ABSTRACT

Feminist scholarship in recent years has been centrally concerned with the theoretical discourses of representation articulated through the texts of a number of cultural fields: art, cinema, media, advertising, theatre, etc. In consequence, feminist analysis of representation has identified the oppressive discourse of engendered representation which constructs and positions ‘woman’ as ‘the other-from-man’ (De Lauretis 1984:5).

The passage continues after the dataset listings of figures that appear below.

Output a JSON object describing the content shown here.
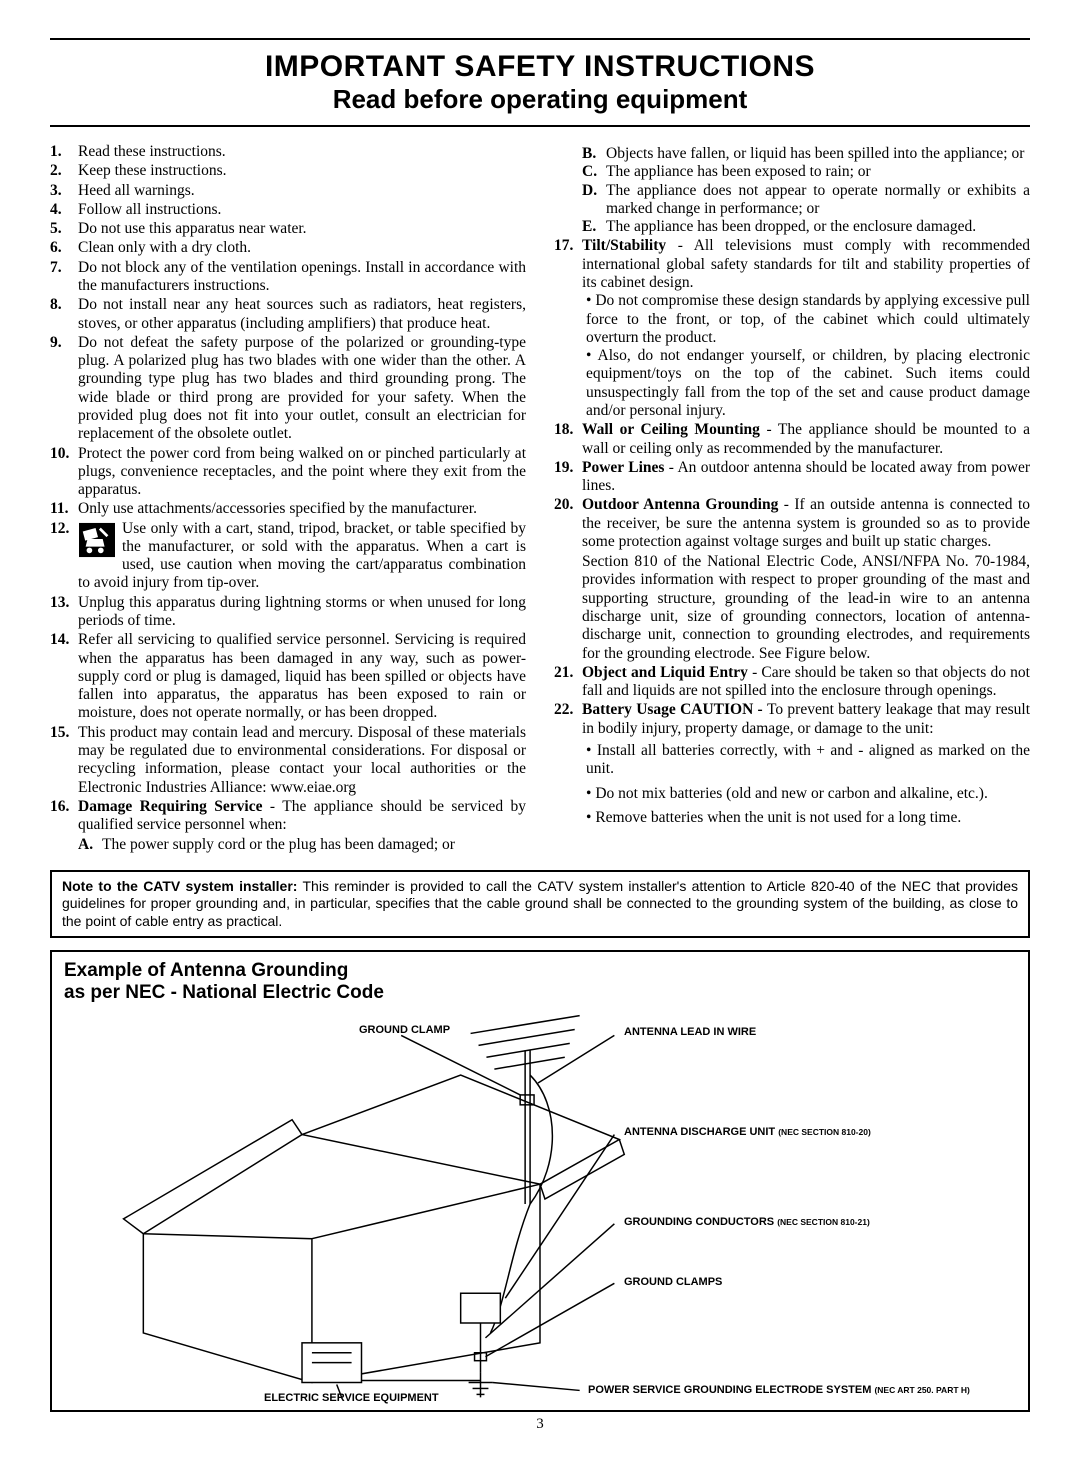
{
  "title1": "IMPORTANT SAFETY INSTRUCTIONS",
  "title2": "Read before operating equipment",
  "left_items": [
    {
      "n": "1.",
      "t": "Read these instructions."
    },
    {
      "n": "2.",
      "t": "Keep these instructions."
    },
    {
      "n": "3.",
      "t": "Heed all warnings."
    },
    {
      "n": "4.",
      "t": "Follow all instructions."
    },
    {
      "n": "5.",
      "t": "Do not use this apparatus near water."
    },
    {
      "n": "6.",
      "t": "Clean only with a dry cloth."
    },
    {
      "n": "7.",
      "t": "Do not block any of the ventilation openings. Install in accordance with the manufacturers instructions."
    },
    {
      "n": "8.",
      "t": "Do not install near any heat sources such as radiators, heat registers, stoves, or other apparatus (including amplifiers) that produce heat."
    },
    {
      "n": "9.",
      "t": "Do not defeat the safety purpose of the polarized or grounding-type plug. A polarized plug has two blades with one wider than the other. A grounding type plug has two blades and third grounding prong. The wide blade or third prong are provided for your safety. When the provided plug does not fit into your outlet, consult an electrician for replacement of the obsolete outlet."
    },
    {
      "n": "10.",
      "t": "Protect the power cord from being walked on or pinched particularly at plugs, convenience receptacles, and the point where they exit from the apparatus."
    },
    {
      "n": "11.",
      "t": "Only use attachments/accessories specified by the manufacturer."
    },
    {
      "n": "12.",
      "t": "Use only with a cart, stand, tripod, bracket, or table specified by the manufacturer, or sold with the apparatus. When a cart is used, use caution when moving the cart/apparatus combination to avoid injury from tip-over.",
      "icon": true
    },
    {
      "n": "13.",
      "t": "Unplug this apparatus during lightning storms or when unused for long periods of time."
    },
    {
      "n": "14.",
      "t": "Refer all servicing to qualified service personnel. Servicing is required when the apparatus has been damaged in any way, such as power-supply cord or plug is damaged, liquid has been spilled or objects have fallen into apparatus, the apparatus has been exposed to rain or moisture, does not operate normally, or has been dropped."
    },
    {
      "n": "15.",
      "t": "This product may contain lead and mercury. Disposal of these materials may be regulated due to environmental considerations. For disposal or recycling information, please contact your local authorities or the Electronic Industries Alliance: www.eiae.org"
    },
    {
      "n": "16.",
      "lead": "Damage Requiring Service",
      "t": " - The appliance should be serviced by qualified service personnel when:",
      "sub": [
        {
          "a": "A.",
          "t": "The power supply cord or the plug has been damaged; or"
        }
      ]
    }
  ],
  "right_pre_subs": [
    {
      "a": "B.",
      "t": "Objects have fallen, or liquid has been spilled into the appliance; or"
    },
    {
      "a": "C.",
      "t": "The appliance has been exposed to rain; or"
    },
    {
      "a": "D.",
      "t": "The appliance does not appear to operate normally or exhibits a marked change in performance; or"
    },
    {
      "a": "E.",
      "t": "The appliance has been dropped, or the enclosure damaged."
    }
  ],
  "right_items": [
    {
      "n": "17.",
      "lead": "Tilt/Stability",
      "t": " - All televisions must comply with recommended international global safety standards for tilt and stability properties of its cabinet design.",
      "bul": [
        "Do not compromise these design standards by applying excessive pull force to the front, or top, of the cabinet which could ultimately overturn the product.",
        "Also, do not endanger yourself, or children, by placing electronic equipment/toys on the top of the cabinet. Such items could unsuspectingly fall from the top of the set and cause product damage and/or personal injury."
      ]
    },
    {
      "n": "18.",
      "lead": "Wall or Ceiling Mounting",
      "t": " - The appliance should be mounted to a wall or ceiling only as recommended by the manufacturer."
    },
    {
      "n": "19.",
      "lead": "Power Lines",
      "t": " - An outdoor antenna should be located away from power lines."
    },
    {
      "n": "20.",
      "lead": "Outdoor Antenna Grounding",
      "t": " - If an outside antenna is connected to the receiver, be sure the antenna system is grounded so as to provide some protection against voltage surges and built up static charges.",
      "extra": "Section 810 of the National Electric Code, ANSI/NFPA No. 70-1984, provides information with respect to proper grounding of the mast and supporting structure, grounding of the lead-in wire to an antenna discharge unit, size of grounding connectors, location of antenna-discharge unit, connection to grounding electrodes, and requirements for the grounding electrode. See Figure below."
    },
    {
      "n": "21.",
      "lead": "Object and Liquid Entry",
      "t": " - Care should be taken so that objects do not fall and liquids are not spilled into the enclosure through openings."
    },
    {
      "n": "22.",
      "lead": "Battery Usage CAUTION - ",
      "t": "To prevent battery leakage that may result in bodily injury, property damage, or damage to the unit:",
      "bul2": [
        "Install all batteries correctly, with + and - aligned as marked on the unit.",
        "Do not mix batteries (old and new or carbon and alkaline, etc.).",
        "Remove batteries when the unit is not used for a long time."
      ]
    }
  ],
  "note_lead": "Note to the CATV system installer:",
  "note_body": " This reminder is provided to call the CATV system installer's attention to Article 820-40 of the NEC that provides guidelines for proper grounding and, in particular, specifies that the cable ground shall be connected to the grounding system of the building, as close to the point of cable entry as practical.",
  "fig_title1": "Example of Antenna Grounding",
  "fig_title2": "as per NEC - National Electric Code",
  "fig_labels": {
    "ground_clamp": "GROUND CLAMP",
    "antenna_lead": "ANTENNA LEAD IN WIRE",
    "discharge": "ANTENNA DISCHARGE UNIT",
    "discharge_sec": "(NEC SECTION 810-20)",
    "conductors": "GROUNDING CONDUCTORS",
    "conductors_sec": "(NEC SECTION 810-21)",
    "ground_clamps": "GROUND CLAMPS",
    "electric": "ELECTRIC SERVICE EQUIPMENT",
    "power": "POWER SERVICE GROUNDING ELECTRODE SYSTEM",
    "power_sec": "(NEC ART 250. PART H)"
  },
  "pagenum": "3"
}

This chapter aims to survey some of the key areas of feminist study where critical intervention in the fictional construct of ‘woman’ has been taken up in feminist approaches to the study of theatre, beginning with a brief overview of feminism and Lacanian psychoanalysis, the theoretical apparatus which underpins work on the construction of the feminine subject. (The reader who is unfamiliar with this field may find it useful to refer to the two introductory chapters in Mitchell and Rose (1982), which were used to shape the contextualizing section of this chapter; see below.)

FEMINISM AND LACAN

Understanding how the feminine subject is constructed, examining feminine sexuality, ‘goes beyond psychoanalysis to feminism, as part of its questioning of how that sexuality comes to be defined’ (Rose, in Mitchell and Rose 1982:27). Furthermore, Jacqueline Rose explains, ‘psychoanalysis is now recognised as crucial in the discussion of femininity-how it comes into being and what it might mean’ and identifies the centrality of Jacques Lacan to ‘the controversies produced by that recognition’ (ibid.). Lacan, director of the école freudienne in Paris from 1964 until 1980, proposed a reframing of Freud, a ‘reorienting’ of ‘psychoanalysis to its task of deciphering the ways in which the human subject is constructed’ which has since been taken up

by feminism in order to critique the construction of the ‘feminine’ (Mitchell and Rose 1982:5).